PCOS is more than just hair fall, acne and irregular periods. 

As September is officially the world awareness month for PCOS and PCOD, a syndrome which is also referred to as the “perfect hormonal storm“. Here’s everything you need to know about PCOS: 

1. Represented by the hues of a teal ribbon, this initiative aims to educate and spread awareness about the symptoms associated to PCOS.  

2. It is NOT at all a rare phenomenon. In fact, it is one of the most common endocrine disorderes faced by women worldwide.  

3. PCOS and PCOD are two very different things but on the same spectrum. They aren’t synonymous with each other. 

While PCOD is a condition, PCOS is a metabolic disorder. While the symptoms are on the same spectrum, the effects and seriousness differ. 

4. There are also different types of PCOS. 


5. People with PCOS do not always have cysts in their ovaries. 

Many women who have PCOS do not have cysts in their ovaries. Sometimes cysts can be indicators of PCOS and sometimes however it isn’t clear if the cysts that are caused by hormonal imbalance cause PCOS or PCOS to cause cysts. They might be seen as a symptom or a cause. 


5. PCOS is NOT only a disease of the ovaries but impacts your entire body.

Women who have PCOS start facing transitions like weight gain, hirsutism and are prone to type 2 diabetes, cardiovascular diseases. 

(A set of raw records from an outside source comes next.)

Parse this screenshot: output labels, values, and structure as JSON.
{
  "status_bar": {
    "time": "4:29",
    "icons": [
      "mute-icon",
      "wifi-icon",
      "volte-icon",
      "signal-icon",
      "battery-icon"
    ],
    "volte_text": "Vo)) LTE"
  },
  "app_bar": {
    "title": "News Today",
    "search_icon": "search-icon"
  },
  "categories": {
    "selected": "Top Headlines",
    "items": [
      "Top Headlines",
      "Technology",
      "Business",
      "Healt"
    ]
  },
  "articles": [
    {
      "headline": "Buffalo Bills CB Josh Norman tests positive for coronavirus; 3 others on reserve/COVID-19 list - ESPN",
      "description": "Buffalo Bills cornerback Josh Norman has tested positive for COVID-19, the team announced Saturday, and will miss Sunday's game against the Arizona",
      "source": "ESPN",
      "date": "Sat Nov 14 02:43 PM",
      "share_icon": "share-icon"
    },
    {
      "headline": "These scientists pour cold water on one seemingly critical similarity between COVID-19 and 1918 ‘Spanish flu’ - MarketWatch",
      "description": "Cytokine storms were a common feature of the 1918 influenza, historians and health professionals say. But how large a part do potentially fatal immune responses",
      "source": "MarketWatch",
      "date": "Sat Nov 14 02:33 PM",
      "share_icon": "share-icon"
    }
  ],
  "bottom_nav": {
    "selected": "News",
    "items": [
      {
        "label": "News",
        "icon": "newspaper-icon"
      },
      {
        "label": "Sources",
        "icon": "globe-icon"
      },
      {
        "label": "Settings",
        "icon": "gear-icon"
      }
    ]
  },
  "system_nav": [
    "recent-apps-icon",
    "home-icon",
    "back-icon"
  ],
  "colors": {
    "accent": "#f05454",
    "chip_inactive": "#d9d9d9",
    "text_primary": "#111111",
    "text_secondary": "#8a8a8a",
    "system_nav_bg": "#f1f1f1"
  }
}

6. Mental health issues can be triggered by PCOS. 

Women with PCOS are also prone to mental health issues like anxiety and depression.

7. Insulin resistance.

Women with PCOS have tend to develop a higher resistance to insulin, which increases the risk of many health diseases. 

8. You don’t always need an ultrasound to be diagnosed with PCOS. 

It is not a compulsion, hormonal tests can determine your condition too. 


9. It is a myth to think that PCOS is a ‘fat woman’s disease’ 

There’s a misconception that you have to be the stereotypical overweight woman — it’s the image of the bearded fat lady.

-Dr Medling


10. It is not always a ‘lifestyle’ induced problem.

PCOS cn be hereditary, related to your behaviour or insulin resistance. 


The good news is, symptoms of PCOS, to a level, can resolve themselves with the right approach.